This project demonstrates the use of language models to analyze Named Entity Recognition (NER) responses and remove false positives from the results. It leverages the power of the Mistral-7B language model to understand the context of entities and filter out incorrect predictions.
- Accept NER responses as input in JSON format
- Integrate the Mistral-7B language model to analyze the context of entities
- Implement a filtering mechanism to identify and remove false positives from the NER responses
- Optimize the program for efficiency and scalability to handle large volumes of NER data
To run this project, you need the following dependencies:
- Python 3.x
- PyTorch
- Transformers
- Langchain
- FAISS
- Sentence Transformers
- PyPDF2
You can install the required packages using the following command:
pip install -q -U torch tensorflow transformers langchain faiss-cpu sentence_transformers
pip install -q peft==0.4.0 trl==0.4.7 accelerate==0.21.0 bitsandbytes==0.41.3
pip install pypdf PyPDF2
-
Clone the repository
-
Prepare your NER response data in JSON format and save it in the project directory. The JSON file should have the following structure:
[
[
{
"matches": {
"false_positives": {
"entity_page_mapping": [
{
"text": "False positive entity 1"
},
{
"text": "False positive entity 2"
}
]
},
"false_negative": {
"entity_page_mapping": [
{
"text": "False negative entity 1"
},
{
"text": "False negative entity 2"
}
]
},
"true_positive": {
"entity_page_mapping": [
{
"text": "True positive entity 1"
},
{
"text": "True positive entity 2"
}
]
}
}
}
]
]
-
Open the Jupyter Notebook
NER_LLM.ipynb
and run the cells in sequential order. -
When prompted, enter the file name of your NER response JSON file.
-
The program will load the NER data, analyze the context of entities using the Mistral-7B language model, and remove false positives from the responses.
-
The filtered NER data and false positive information will be displayed in the notebook output.

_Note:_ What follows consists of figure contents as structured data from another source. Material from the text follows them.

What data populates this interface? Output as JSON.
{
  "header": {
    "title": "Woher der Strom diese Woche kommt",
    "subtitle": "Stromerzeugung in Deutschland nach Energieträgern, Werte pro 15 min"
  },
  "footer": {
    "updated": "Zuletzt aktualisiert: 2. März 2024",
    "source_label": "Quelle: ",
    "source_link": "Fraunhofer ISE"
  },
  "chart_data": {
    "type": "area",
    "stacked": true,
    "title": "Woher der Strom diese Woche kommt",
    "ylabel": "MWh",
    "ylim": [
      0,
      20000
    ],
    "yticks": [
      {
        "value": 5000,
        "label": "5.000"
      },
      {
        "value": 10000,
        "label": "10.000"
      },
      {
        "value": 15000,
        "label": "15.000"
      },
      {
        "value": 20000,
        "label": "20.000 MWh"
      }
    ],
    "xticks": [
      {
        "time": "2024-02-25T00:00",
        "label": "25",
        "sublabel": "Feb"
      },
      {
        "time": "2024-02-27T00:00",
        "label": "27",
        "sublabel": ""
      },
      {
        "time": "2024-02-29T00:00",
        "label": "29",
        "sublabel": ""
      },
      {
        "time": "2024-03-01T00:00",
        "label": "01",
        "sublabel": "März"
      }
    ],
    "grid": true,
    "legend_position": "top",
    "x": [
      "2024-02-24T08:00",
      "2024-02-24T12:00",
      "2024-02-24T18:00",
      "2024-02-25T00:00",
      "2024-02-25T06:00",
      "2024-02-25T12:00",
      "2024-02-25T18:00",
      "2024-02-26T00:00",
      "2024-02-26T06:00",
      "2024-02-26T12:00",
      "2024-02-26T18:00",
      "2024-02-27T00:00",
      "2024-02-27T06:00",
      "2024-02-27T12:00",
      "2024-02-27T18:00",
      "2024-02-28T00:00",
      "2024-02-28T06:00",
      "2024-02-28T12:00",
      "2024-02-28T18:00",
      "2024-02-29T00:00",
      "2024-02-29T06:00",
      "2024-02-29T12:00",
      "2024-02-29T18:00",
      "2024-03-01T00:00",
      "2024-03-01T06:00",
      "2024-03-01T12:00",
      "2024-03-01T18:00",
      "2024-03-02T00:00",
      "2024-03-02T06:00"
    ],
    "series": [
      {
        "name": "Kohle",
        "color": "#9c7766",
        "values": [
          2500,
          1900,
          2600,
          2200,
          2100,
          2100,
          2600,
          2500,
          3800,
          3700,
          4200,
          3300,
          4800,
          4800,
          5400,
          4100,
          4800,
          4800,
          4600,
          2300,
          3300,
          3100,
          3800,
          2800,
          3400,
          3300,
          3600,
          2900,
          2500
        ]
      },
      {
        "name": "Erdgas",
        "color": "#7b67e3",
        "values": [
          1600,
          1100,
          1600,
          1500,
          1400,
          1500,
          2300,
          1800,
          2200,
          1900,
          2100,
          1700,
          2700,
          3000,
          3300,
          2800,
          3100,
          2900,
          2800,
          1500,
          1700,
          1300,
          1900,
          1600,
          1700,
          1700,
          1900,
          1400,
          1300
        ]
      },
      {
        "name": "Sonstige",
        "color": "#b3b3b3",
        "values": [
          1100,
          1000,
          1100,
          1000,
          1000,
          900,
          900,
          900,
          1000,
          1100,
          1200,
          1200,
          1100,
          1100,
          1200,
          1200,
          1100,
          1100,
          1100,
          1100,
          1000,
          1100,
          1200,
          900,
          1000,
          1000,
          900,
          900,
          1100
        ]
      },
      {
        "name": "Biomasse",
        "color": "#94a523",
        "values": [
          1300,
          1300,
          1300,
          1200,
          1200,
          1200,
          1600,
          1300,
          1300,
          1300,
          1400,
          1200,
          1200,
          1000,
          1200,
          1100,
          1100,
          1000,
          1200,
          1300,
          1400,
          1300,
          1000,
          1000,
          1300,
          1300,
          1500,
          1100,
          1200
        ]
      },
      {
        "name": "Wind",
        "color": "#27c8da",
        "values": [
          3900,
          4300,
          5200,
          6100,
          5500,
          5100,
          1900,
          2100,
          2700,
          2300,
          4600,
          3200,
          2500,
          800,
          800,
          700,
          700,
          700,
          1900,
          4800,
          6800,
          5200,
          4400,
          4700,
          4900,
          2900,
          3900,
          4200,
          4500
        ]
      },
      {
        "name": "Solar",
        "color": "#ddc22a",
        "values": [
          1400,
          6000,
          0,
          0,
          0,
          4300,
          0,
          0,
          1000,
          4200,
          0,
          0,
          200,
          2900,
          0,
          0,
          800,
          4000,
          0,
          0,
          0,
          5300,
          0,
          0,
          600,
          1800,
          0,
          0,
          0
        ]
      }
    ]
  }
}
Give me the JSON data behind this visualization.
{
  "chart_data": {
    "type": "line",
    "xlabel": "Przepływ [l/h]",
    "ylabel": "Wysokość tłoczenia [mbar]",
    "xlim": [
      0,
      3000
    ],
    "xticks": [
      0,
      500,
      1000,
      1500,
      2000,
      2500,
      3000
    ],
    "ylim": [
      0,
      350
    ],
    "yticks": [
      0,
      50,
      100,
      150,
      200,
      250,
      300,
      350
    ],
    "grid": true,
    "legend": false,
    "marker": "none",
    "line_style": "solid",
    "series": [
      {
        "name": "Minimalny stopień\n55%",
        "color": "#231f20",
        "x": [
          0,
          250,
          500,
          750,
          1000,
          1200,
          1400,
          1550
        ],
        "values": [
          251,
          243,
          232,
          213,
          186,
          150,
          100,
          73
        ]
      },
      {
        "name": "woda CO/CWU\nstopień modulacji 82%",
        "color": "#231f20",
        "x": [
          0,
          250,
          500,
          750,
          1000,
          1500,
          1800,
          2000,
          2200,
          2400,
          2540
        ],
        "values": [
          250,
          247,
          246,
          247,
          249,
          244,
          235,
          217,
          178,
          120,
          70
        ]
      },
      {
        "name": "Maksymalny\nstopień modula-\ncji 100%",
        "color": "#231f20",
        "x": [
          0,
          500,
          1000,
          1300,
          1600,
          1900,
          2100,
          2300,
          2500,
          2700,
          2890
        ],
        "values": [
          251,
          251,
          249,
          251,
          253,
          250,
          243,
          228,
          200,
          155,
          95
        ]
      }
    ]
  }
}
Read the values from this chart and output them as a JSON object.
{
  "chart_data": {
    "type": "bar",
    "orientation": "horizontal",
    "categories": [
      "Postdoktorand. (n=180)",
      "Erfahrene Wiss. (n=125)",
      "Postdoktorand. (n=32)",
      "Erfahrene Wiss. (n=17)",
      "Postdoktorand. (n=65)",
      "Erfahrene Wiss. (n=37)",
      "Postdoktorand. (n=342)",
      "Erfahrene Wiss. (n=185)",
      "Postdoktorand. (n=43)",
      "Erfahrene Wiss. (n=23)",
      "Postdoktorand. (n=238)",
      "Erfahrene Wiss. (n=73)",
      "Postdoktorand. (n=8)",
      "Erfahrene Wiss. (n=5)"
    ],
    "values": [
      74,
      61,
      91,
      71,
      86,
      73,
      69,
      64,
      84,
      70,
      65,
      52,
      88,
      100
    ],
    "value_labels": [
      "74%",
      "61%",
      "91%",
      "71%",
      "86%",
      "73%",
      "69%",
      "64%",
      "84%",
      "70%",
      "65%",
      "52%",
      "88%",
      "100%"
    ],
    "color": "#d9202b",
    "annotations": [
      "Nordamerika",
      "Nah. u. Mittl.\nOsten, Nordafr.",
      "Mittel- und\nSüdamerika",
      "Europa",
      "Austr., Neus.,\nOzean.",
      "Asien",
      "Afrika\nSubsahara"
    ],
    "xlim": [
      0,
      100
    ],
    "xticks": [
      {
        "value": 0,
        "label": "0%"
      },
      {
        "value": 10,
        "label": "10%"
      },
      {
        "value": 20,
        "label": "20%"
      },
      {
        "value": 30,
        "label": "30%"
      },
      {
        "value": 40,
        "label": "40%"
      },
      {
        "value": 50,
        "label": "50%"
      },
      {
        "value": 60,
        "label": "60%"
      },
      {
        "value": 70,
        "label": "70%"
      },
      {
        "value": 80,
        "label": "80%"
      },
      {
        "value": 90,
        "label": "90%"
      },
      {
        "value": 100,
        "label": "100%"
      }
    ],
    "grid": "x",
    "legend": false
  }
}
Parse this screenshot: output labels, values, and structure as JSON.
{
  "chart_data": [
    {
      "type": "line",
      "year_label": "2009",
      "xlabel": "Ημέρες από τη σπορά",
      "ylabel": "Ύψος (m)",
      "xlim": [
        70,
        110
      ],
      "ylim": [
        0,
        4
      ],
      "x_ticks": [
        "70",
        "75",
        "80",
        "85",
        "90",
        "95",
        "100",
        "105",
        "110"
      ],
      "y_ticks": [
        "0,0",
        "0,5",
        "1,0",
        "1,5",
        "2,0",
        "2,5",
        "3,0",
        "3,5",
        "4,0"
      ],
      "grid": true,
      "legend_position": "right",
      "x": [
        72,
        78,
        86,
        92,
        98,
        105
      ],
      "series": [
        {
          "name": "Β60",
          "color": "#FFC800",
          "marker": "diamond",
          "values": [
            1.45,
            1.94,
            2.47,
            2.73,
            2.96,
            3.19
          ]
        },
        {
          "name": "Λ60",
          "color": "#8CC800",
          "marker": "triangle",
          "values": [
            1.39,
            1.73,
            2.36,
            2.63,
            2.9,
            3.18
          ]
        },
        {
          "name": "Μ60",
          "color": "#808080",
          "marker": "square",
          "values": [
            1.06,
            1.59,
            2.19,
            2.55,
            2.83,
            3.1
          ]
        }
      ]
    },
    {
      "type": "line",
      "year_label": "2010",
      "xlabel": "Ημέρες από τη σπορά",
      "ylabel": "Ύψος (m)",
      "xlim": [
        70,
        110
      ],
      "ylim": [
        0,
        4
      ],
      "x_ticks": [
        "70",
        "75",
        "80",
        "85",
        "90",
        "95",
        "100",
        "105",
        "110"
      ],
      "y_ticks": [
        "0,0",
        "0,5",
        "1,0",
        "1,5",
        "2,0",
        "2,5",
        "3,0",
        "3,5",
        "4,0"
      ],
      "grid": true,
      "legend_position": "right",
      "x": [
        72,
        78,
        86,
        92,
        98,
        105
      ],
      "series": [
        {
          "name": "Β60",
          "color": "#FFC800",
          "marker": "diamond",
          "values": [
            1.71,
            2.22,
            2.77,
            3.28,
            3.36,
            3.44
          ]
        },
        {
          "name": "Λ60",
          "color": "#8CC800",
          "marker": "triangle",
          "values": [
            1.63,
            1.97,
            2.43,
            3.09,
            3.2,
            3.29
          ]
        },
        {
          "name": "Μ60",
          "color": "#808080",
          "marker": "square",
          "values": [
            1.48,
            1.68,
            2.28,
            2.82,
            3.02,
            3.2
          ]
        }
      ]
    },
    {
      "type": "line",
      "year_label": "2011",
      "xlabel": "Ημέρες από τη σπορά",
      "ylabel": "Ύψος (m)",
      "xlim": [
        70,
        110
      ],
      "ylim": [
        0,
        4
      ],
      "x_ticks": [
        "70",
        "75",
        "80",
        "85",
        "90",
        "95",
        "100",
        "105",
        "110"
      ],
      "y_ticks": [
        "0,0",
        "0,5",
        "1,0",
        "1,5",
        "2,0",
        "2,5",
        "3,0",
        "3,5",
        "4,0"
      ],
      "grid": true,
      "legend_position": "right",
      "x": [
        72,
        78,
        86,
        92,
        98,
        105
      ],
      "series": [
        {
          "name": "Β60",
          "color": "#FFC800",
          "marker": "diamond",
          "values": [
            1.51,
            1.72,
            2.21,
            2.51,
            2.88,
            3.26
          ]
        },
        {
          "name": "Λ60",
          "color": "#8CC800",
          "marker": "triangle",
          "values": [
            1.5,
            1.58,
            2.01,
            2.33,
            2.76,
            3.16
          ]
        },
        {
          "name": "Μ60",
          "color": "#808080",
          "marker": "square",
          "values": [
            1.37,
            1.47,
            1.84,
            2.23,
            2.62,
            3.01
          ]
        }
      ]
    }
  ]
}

Here's an example of how to use the program:
-
Save your NER response JSON file as
ner_response.json
in the project directory. -
Open the
NER_LLM.ipynb
notebook and run the cells. -
When prompted, enter the file name
ner_response.json
. -
The program will process the NER response and display the filtered NER data and false positive information.
Output:
Answer:
Based on the given NER data, here are the filtered NER entities and false positives:
Filtered NER Data:
{
'ADRESS': ['True positive entity 1', 'True positive entity 2', 'False negative entity 1', 'False negative entity 2'],
'DATE': ['True positive entity 1', 'True positive entity 2', 'False negative entity 1', 'False negative entity 2'],
'EMAIL': ['True positive entity 1', 'True positive entity 2', 'False negative entity 1', 'False negative entity 2'],
'MANUAL_MARKED': ['True positive entity 1', 'True positive entity 2', 'False negative entity 1', 'False negative entity 2'],
'NAME': ['True positive entity 1', 'True positive entity 2', 'False negative entity 1', 'False negative entity 2'],
'ORGANIZATION': ['True positive entity 1', 'True positive entity 2', 'False negative entity 1', 'False negative entity 2'],
'METRICS': ['True positive entity 1', 'True positive entity 2', 'False negative entity 1', 'False negative entity 2']
}
False Positives:
{
'ADRESS': ['False positive entity 1', 'False positive entity 2'],
'DATE': ['False positive entity 1', 'False positive entity 2'],
'EMAIL': ['False positive entity 1', 'False positive entity 2'],
'MANUAL_MARKED': ['False positive entity 1', 'False positive entity 2'],
'NAME': ['False positive entity 1', 'False positive entity 2'],
'ORGANIZATION': ['False positive entity 1', 'False positive entity 2'],
'METRICS': ['False positive entity 1', 'False positive entity 2']
}
-
The
get_NER()
function in the notebook accepts the file name of the NER response JSON file as input. Make sure to provide the correct file name when prompted. -
The language model parameters such as temperature, repetition penalty, and maximum new tokens can be adjusted in the
text_pipeline
andtext_pipeline2
definitions to fine-tune the model's behavior.
The program is optimized for efficiency and scalability to handle large volumes of NER data. The following optimizations are implemented:
-
The language model pipeline parameters are adjusted to control the randomness and repetition of generated text, ensuring more deterministic and concise outputs.
-
The maximum number of new tokens is limited to prevent excessively long outputs, improving processing speed.
-
The program leverages the power of the Mistral-7B language model, which is a highly efficient and scalable model for natural language processing tasks.